Paul Bérenger, figure emblématique de la vie politique mauricienne, a lancé samedi 9 mai un nouveau parti, le Front militant progressiste (FMP). L’ancien Premier ministre adjoint, âgé de 81 ans, tourne ainsi définitivement la page du Mouvement militant mauricien (MMM), qu’il avait cofondé en 1969 et dirigé pendant plus d’un demi‑siècle. L’objectif est clair : construire une alternative politique en vue des élections générales de 2029.

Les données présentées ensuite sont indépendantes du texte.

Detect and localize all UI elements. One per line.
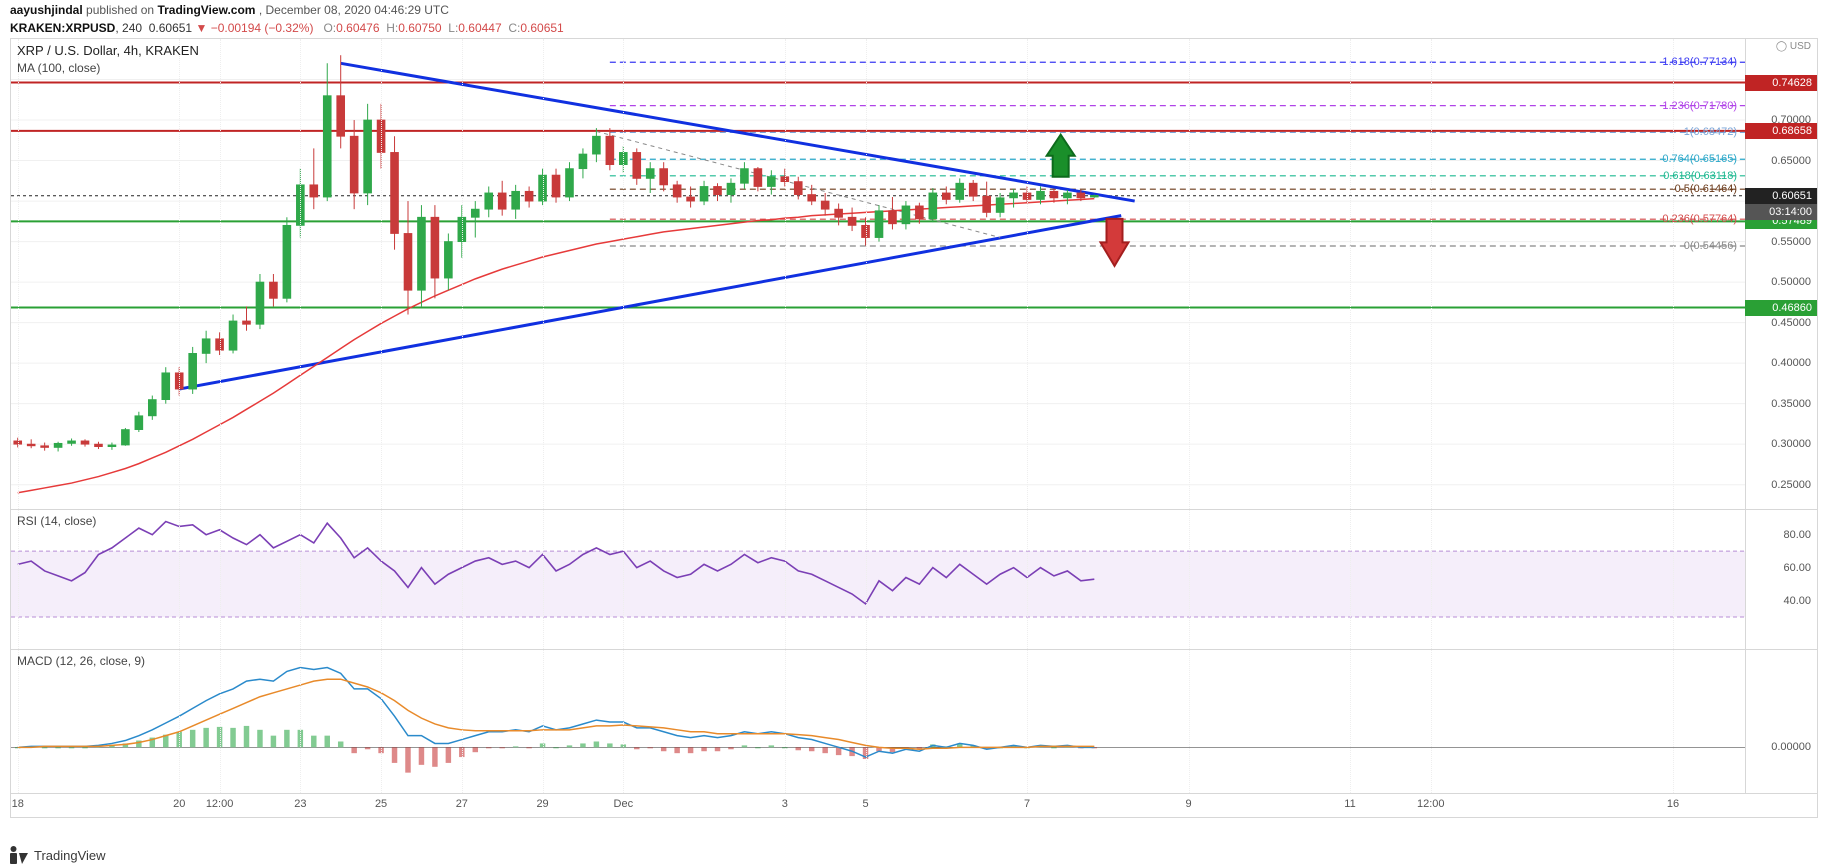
publish-meta: aayushjindal published on TradingView.co… <box>10 3 449 17</box>
macd-pane[interactable]: MACD (12, 26, close, 9) 0.00000 <box>11 649 1817 795</box>
fib-label: 0.5(0.61464) <box>1675 183 1737 195</box>
ticker-info: KRAKEN:XRPUSD, 240 0.60651 ▼ −0.00194 (−… <box>10 21 564 35</box>
axis-tick: 0.45000 <box>1771 317 1811 329</box>
price-marker: 0.46860 <box>1745 300 1817 316</box>
brand-footer: TradingView <box>10 846 106 864</box>
axis-tick: 60.00 <box>1783 562 1811 574</box>
axis-tick: 0.35000 <box>1771 398 1811 410</box>
axis-tick: 80.00 <box>1783 529 1811 541</box>
time-tick: 7 <box>1024 798 1030 810</box>
axis-tick: 0.30000 <box>1771 438 1811 450</box>
time-tick: Dec <box>614 798 634 810</box>
time-tick: 3 <box>782 798 788 810</box>
time-tick: 11 <box>1344 798 1355 810</box>
tradingview-icon <box>10 846 28 864</box>
time-tick: 25 <box>375 798 387 810</box>
rsi-pane[interactable]: RSI (14, close) 40.00 60.00 80.00 <box>11 509 1817 649</box>
axis-tick: 0.55000 <box>1771 236 1811 248</box>
fib-label: 1.618(0.77134) <box>1662 56 1737 68</box>
price-pane[interactable]: XRP / U.S. Dollar, 4h, KRAKEN MA (100, c… <box>11 39 1817 509</box>
time-axis: 18 20 12:00 23 25 27 29 Dec 3 5 7 9 11 12:00 16 <box>11 793 1817 817</box>
time-tick: 12:00 <box>1417 798 1445 810</box>
time-tick: 16 <box>1667 798 1679 810</box>
time-tick: 23 <box>294 798 306 810</box>
time-tick: 20 <box>173 798 185 810</box>
time-tick: 9 <box>1185 798 1191 810</box>
axis-tick: 0.40000 <box>1771 357 1811 369</box>
chart-container: XRP / U.S. Dollar, 4h, KRAKEN MA (100, c… <box>10 38 1818 818</box>
price-marker: 0.60651 <box>1745 188 1817 204</box>
fib-label: 0.618(0.63118) <box>1663 170 1737 182</box>
macd-axis: 0.00000 <box>1745 650 1817 795</box>
rsi-legend: RSI (14, close) <box>17 514 96 528</box>
fib-label: 0(0.54456) <box>1684 240 1737 252</box>
axis-tick: 0.00000 <box>1771 741 1811 753</box>
time-tick: 5 <box>862 798 868 810</box>
axis-tick: 0.65000 <box>1771 155 1811 167</box>
circle-icon: ◯ <box>1776 41 1790 52</box>
time-tick: 29 <box>536 798 548 810</box>
time-tick: 12:00 <box>206 798 234 810</box>
axis-tick: 0.50000 <box>1771 276 1811 288</box>
axis-tick: 0.25000 <box>1771 479 1811 491</box>
fib-label: 1(0.68472) <box>1684 126 1737 138</box>
countdown-marker: 03:14:00 <box>1745 204 1817 220</box>
pane-title: XRP / U.S. Dollar, 4h, KRAKEN <box>17 43 199 58</box>
rsi-axis: 40.00 60.00 80.00 <box>1745 510 1817 649</box>
axis-tick: 40.00 <box>1783 595 1811 607</box>
fib-label: 0.236(0.57764) <box>1662 213 1737 225</box>
time-tick: 27 <box>456 798 468 810</box>
price-marker: 0.74628 <box>1745 75 1817 91</box>
fib-label: 1.236(0.71780) <box>1662 100 1737 112</box>
macd-legend: MACD (12, 26, close, 9) <box>17 654 145 668</box>
ma-legend: MA (100, close) <box>17 61 100 75</box>
fib-label: 0.764(0.65165) <box>1662 153 1737 165</box>
price-axis: ◯ USD 0.25000 0.30000 0.35000 0.40000 0.4500… <box>1745 39 1817 509</box>
time-tick: 18 <box>12 798 24 810</box>
axis-unit: ◯ USD <box>1776 41 1811 52</box>
price-marker: 0.68658 <box>1745 123 1817 139</box>
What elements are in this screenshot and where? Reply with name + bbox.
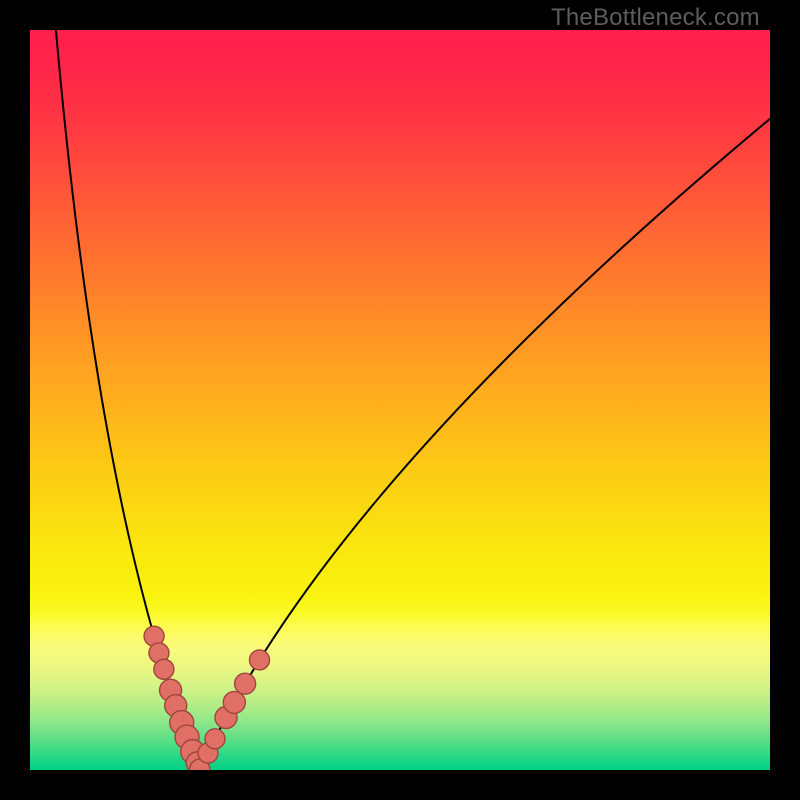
watermark-text: TheBottleneck.com (551, 4, 760, 32)
data-point (205, 729, 225, 749)
data-point (154, 659, 174, 679)
bottleneck-curve (30, 30, 770, 770)
plot-area (30, 30, 770, 770)
chart-frame (0, 0, 800, 800)
data-point (249, 650, 269, 670)
data-point (235, 673, 256, 694)
data-point (223, 691, 245, 713)
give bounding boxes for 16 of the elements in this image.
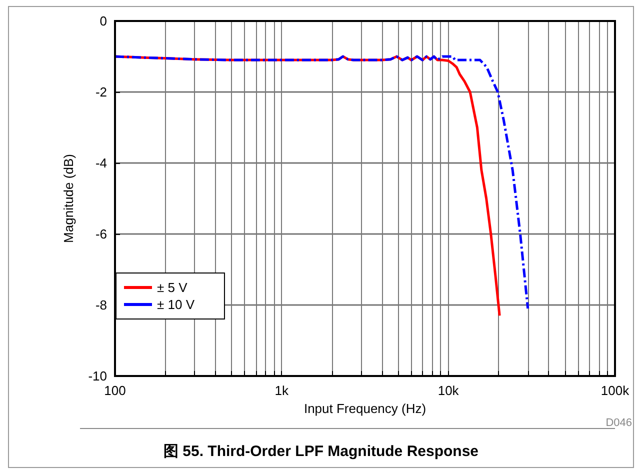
y-tick-label: -4 — [95, 156, 107, 170]
y-tick-label: -6 — [95, 226, 107, 242]
legend-label: ± 5 V — [157, 280, 188, 295]
x-axis-title: Input Frequency (Hz) — [304, 400, 426, 416]
legend-label: ± 10 V — [157, 297, 195, 312]
text: D046 — [606, 417, 632, 429]
x-tick-label: 1k — [274, 383, 290, 398]
x-tick-label: 100 — [104, 383, 126, 398]
y-axis-title: Magnitude (dB) — [61, 154, 76, 243]
x-tick-label: 100k — [600, 383, 630, 398]
y-tick-label: -10 — [88, 368, 107, 384]
y-tick-label: -8 — [95, 298, 107, 312]
text: 图 55. Third-Order LPF Magnitude Response — [162, 442, 480, 461]
y-tick-label: -2 — [95, 84, 107, 100]
y-tick-label: 0 — [100, 14, 107, 28]
x-tick-label: 10k — [438, 383, 460, 398]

Lors d’un congrès fondateur à Vacoas/Phoenix, devant un millier de partisans, Bérenger a affiché un ton résolument offensif. Il a appelé à « balayer » à la fois le Parti travailliste au pouvoir et l’ancien Mouvement socialiste militant (MSM). Le FMP se donne pour priorités la lutte contre la corruption, la méritocratie, la justice sociale et l’environnement. Un bureau provisoire a été installé, et la direction du parti sera élue sous trois mois.
Ce retour sur le devant de la scène intervient deux mois après le départ de Bérenger du gouvernement et un mois après sa démission du MMM. Il justifie son bref passage au côté du MSM par une nécessité : éviter que ce dernier ne reprenne seul le pouvoir, ce qui aurait, selon lui, « totalement détruit » le pays. Désormais, il estime que sa priorité est de barrer la route aussi bien au MSM qu’au Parti travailliste de Navin Ramgoolam.
À 81 ans, Bérenger parie sur une dynamique de rupture et de rassemblement au‑delà des clivages traditionnels. L’échéance de 2029 laisse du temps pour structurer le FMP, mais la fragmentation de l’opposition mauricienne complique la tâche. Le défi sera de transformer la popularité historique de son fondateur en une machine électorale capable de rivaliser avec des partis bien implantés localement.
L’ancien leader assume pleinement son bilan. « Je ne regrette rien », a‑t‑il martelé, tout en plaidant pour une alternative « crédible » et « sérieuse ». Pourtant, son départ du MMM, resté au gouvernement après sa démission, interroge sur sa capacité à fédérer au‑delà de son cercle historique. À Maurice, certains observateurs y voient une manœuvre de survie politique d’un vétéran qui refuse de céder la place, d’autres un ultime sursaut pour moraliser la vie publique. Le FMP devra prouver qu’il n’est pas seulement le parti d’un homme.